For the first call: 'foo(1,1)', the result look like an uninitialised int, although I do set it to 0 when I first initialise it at the beginning of the function.

I would like to be able to rely on the fact that the resultant variable should have the value 0 if the argument is not called. I would have thought va_arg() would be sensible enough to deal with that but it doesn't seem to be the case.

Any suggestions to deal with that?

Many thanks.

Answer 1

Firstly, I don't see how the fact that you initialize param3 with zero should matter, since you overwrite that value later anyway.

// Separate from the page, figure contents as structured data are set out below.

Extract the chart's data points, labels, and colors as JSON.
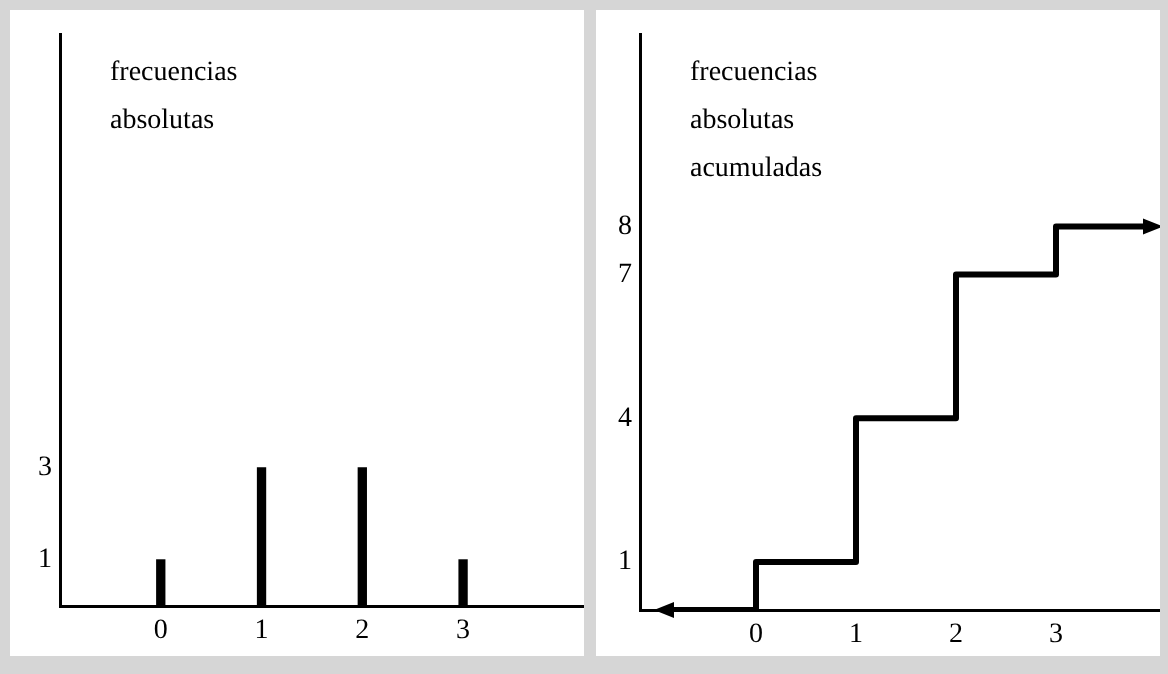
{
  "chart_data": [
    {
      "type": "bar",
      "title": "frecuencias absolutas",
      "x": [
        0,
        1,
        2,
        3
      ],
      "values": [
        1,
        3,
        3,
        1
      ],
      "color": "#000000",
      "xlim": [
        -1,
        4.2
      ],
      "xticks": [
        0,
        1,
        2,
        3
      ],
      "ylim": [
        0,
        12.4
      ],
      "yticks": [
        1,
        3
      ],
      "grid": false,
      "legend": false
    },
    {
      "type": "step",
      "title": "frecuencias absolutas acumuladas",
      "x": [
        -0.9,
        0,
        1,
        2,
        3,
        3.95
      ],
      "values": [
        0,
        1,
        4,
        7,
        8,
        8
      ],
      "color": "#000000",
      "xlim": [
        -1.16,
        4.04
      ],
      "xticks": [
        0,
        1,
        2,
        3
      ],
      "ylim": [
        0,
        12
      ],
      "yticks": [
        1,
        4,
        7,
        8
      ],
      "grid": false,
      "legend": false
    }
  ]
}
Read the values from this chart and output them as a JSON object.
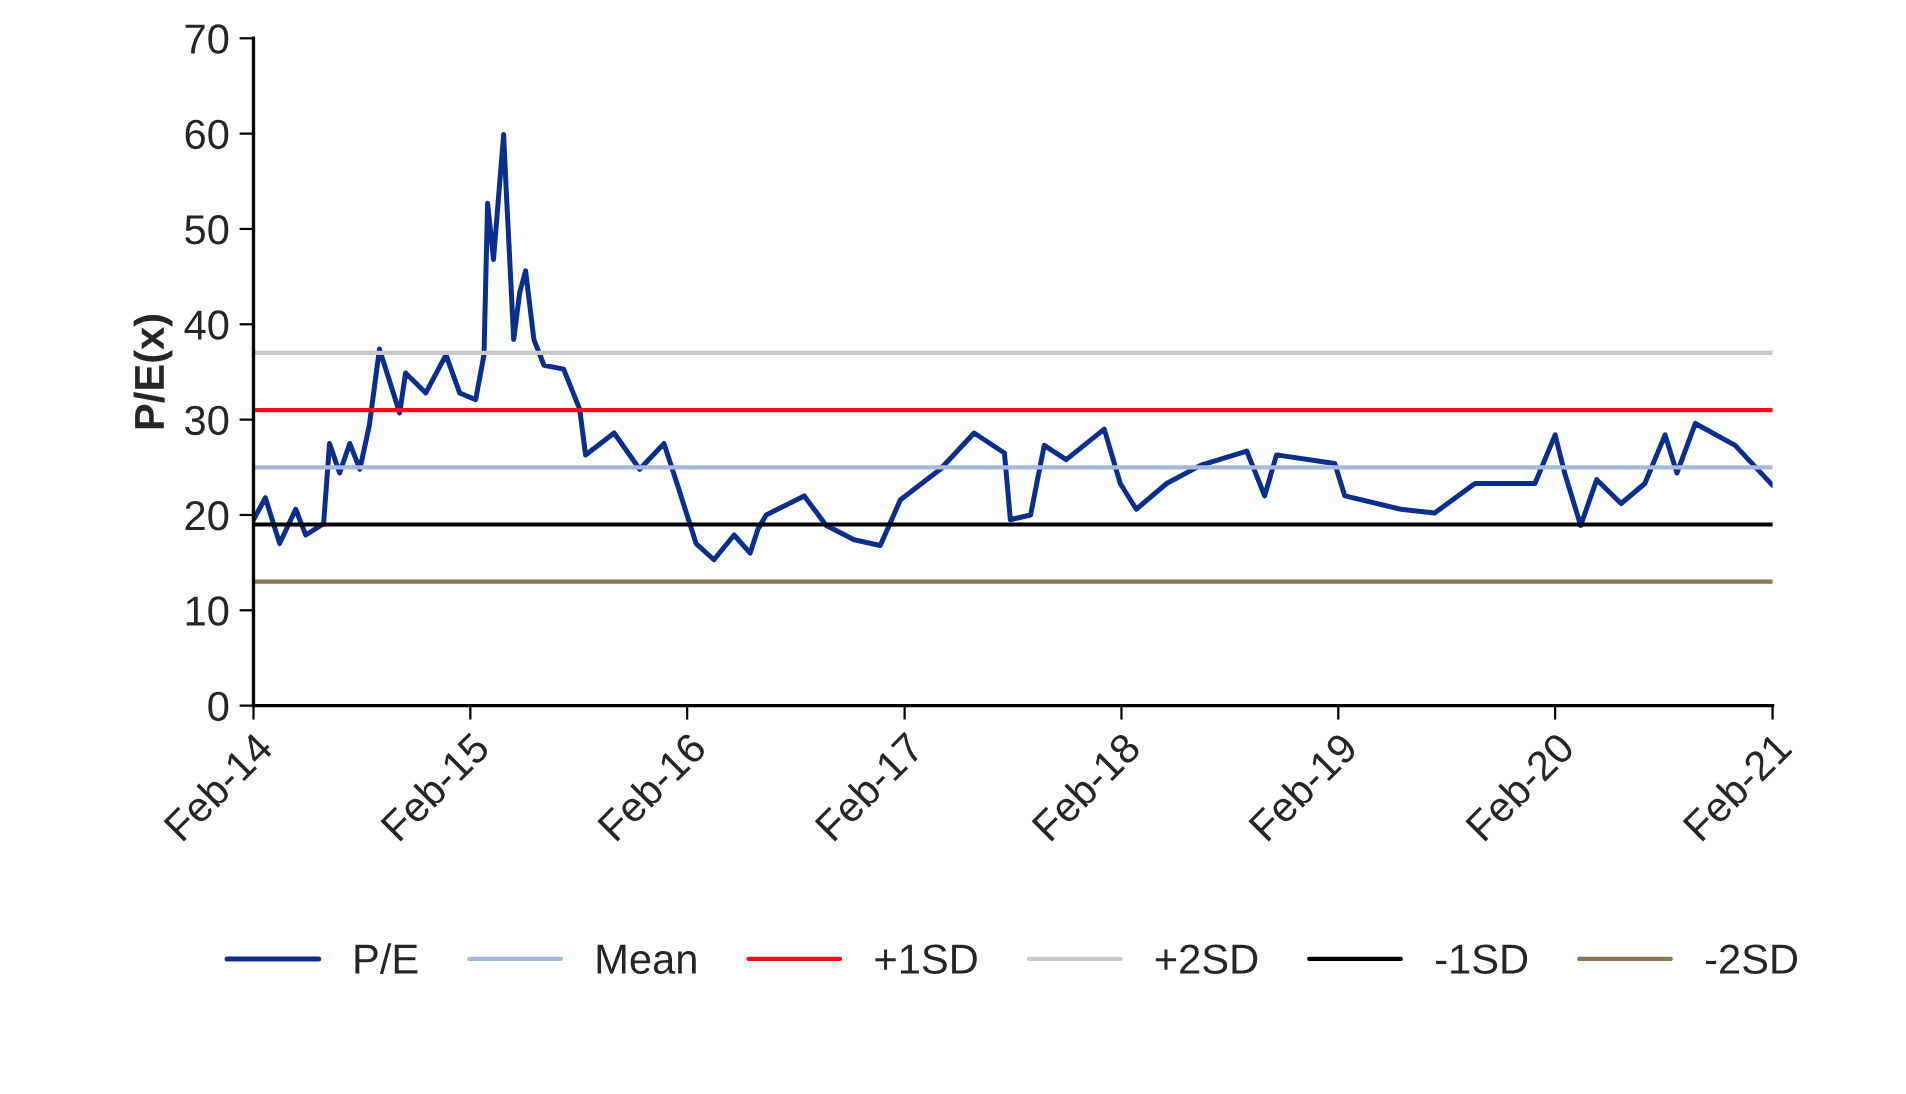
{
  "chart_data": {
    "type": "line",
    "ylabel": "P/E(x)",
    "xlim": [
      "2014-02-01",
      "2021-02-01"
    ],
    "xticks": [
      {
        "value": "2014-02-01",
        "label": "Feb-14"
      },
      {
        "value": "2015-02-01",
        "label": "Feb-15"
      },
      {
        "value": "2016-02-01",
        "label": "Feb-16"
      },
      {
        "value": "2017-02-01",
        "label": "Feb-17"
      },
      {
        "value": "2018-02-01",
        "label": "Feb-18"
      },
      {
        "value": "2019-02-01",
        "label": "Feb-19"
      },
      {
        "value": "2020-02-01",
        "label": "Feb-20"
      },
      {
        "value": "2021-02-01",
        "label": "Feb-21"
      }
    ],
    "ylim": [
      0,
      70
    ],
    "yticks": [
      0,
      10,
      20,
      30,
      40,
      50,
      60,
      70
    ],
    "grid": false,
    "legend": "bottom",
    "marker": "none",
    "line_style": "solid",
    "series": [
      {
        "name": "P/E",
        "color": "#0a2e8c",
        "x": [
          "2014-02-01",
          "2014-02-21",
          "2014-03-17",
          "2014-04-13",
          "2014-04-30",
          "2014-05-30",
          "2014-06-09",
          "2014-06-26",
          "2014-07-13",
          "2014-07-30",
          "2014-08-15",
          "2014-09-01",
          "2014-10-05",
          "2014-10-15",
          "2014-11-18",
          "2014-12-22",
          "2015-01-14",
          "2015-02-10",
          "2015-02-24",
          "2015-03-02",
          "2015-03-12",
          "2015-03-29",
          "2015-04-02",
          "2015-04-15",
          "2015-04-25",
          "2015-05-05",
          "2015-05-19",
          "2015-06-05",
          "2015-07-08",
          "2015-08-04",
          "2015-08-14",
          "2015-10-01",
          "2015-11-13",
          "2015-12-24",
          "2016-01-20",
          "2016-02-16",
          "2016-03-17",
          "2016-04-20",
          "2016-05-17",
          "2016-05-30",
          "2016-06-13",
          "2016-08-16",
          "2016-09-22",
          "2016-11-08",
          "2016-12-22",
          "2017-01-25",
          "2017-04-02",
          "2017-05-29",
          "2017-07-19",
          "2017-07-29",
          "2017-09-01",
          "2017-09-24",
          "2017-10-31",
          "2018-01-03",
          "2018-01-30",
          "2018-02-26",
          "2018-04-18",
          "2018-06-14",
          "2018-08-31",
          "2018-09-30",
          "2018-10-20",
          "2019-01-26",
          "2019-02-12",
          "2019-05-17",
          "2019-07-13",
          "2019-09-19",
          "2019-12-29",
          "2020-02-01",
          "2020-02-17",
          "2020-03-15",
          "2020-04-11",
          "2020-05-22",
          "2020-07-01",
          "2020-08-04",
          "2020-08-24",
          "2020-09-24",
          "2020-11-30",
          "2021-02-01"
        ],
        "values": [
          19.5,
          21.8,
          17,
          20.6,
          17.9,
          19.1,
          27.5,
          24.4,
          27.5,
          24.8,
          29.4,
          37.4,
          30.7,
          34.9,
          32.8,
          36.8,
          32.8,
          32.1,
          36.8,
          52.7,
          46.8,
          59.9,
          54.6,
          38.4,
          43.3,
          45.6,
          38.4,
          35.7,
          35.3,
          31.1,
          26.3,
          28.6,
          24.8,
          27.5,
          22.3,
          17,
          15.3,
          17.9,
          16,
          18.5,
          20,
          22,
          18.9,
          17.4,
          16.8,
          21.6,
          24.8,
          28.6,
          26.5,
          19.5,
          20,
          27.3,
          25.8,
          29,
          23.3,
          20.6,
          23.3,
          25.2,
          26.7,
          22,
          26.3,
          25.4,
          22,
          20.6,
          20.2,
          23.3,
          23.3,
          28.4,
          24.4,
          18.9,
          23.7,
          21.2,
          23.3,
          28.4,
          24.4,
          29.6,
          27.3,
          23.1
        ]
      },
      {
        "name": "Mean",
        "color": "#a6b8e0",
        "x": [
          "2014-02-01",
          "2021-02-01"
        ],
        "values": [
          25,
          25
        ]
      },
      {
        "name": "+1SD",
        "color": "#e8121c",
        "x": [
          "2014-02-01",
          "2021-02-01"
        ],
        "values": [
          31,
          31
        ]
      },
      {
        "name": "+2SD",
        "color": "#c8c8c8",
        "x": [
          "2014-02-01",
          "2021-02-01"
        ],
        "values": [
          37,
          37
        ]
      },
      {
        "name": "-1SD",
        "color": "#000000",
        "x": [
          "2014-02-01",
          "2021-02-01"
        ],
        "values": [
          19,
          19
        ]
      },
      {
        "name": "-2SD",
        "color": "#8c735a",
        "x": [
          "2014-02-01",
          "2021-02-01"
        ],
        "values": [
          13,
          13
        ]
      }
    ]
  }
}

Secondly, trying to "extract" a non-existing variadic argument produces undefined behavior. So, the only way to deal with that is not to attempt to extract the non-existing argument. There's no way to detect whether the argument exists or not. It is the caller's responsibility to inform the function how many variadic arguments it can safely extract.

Answer 2

The problem is that you're reading the value no matter whether it's passed or not. Thus, you're getting whatever junk happens to be on the stack at the offset where the argument was supposed to live.

When using varargs, you have to make sure that the initial arguments you pass make it clear what other arguments are present. printf() does this by counting % signs (although the programmer sometimes gets this wrong, and hilarity ensues)

The better answer is "don't use varargs; find some type-safe way of doing what you need."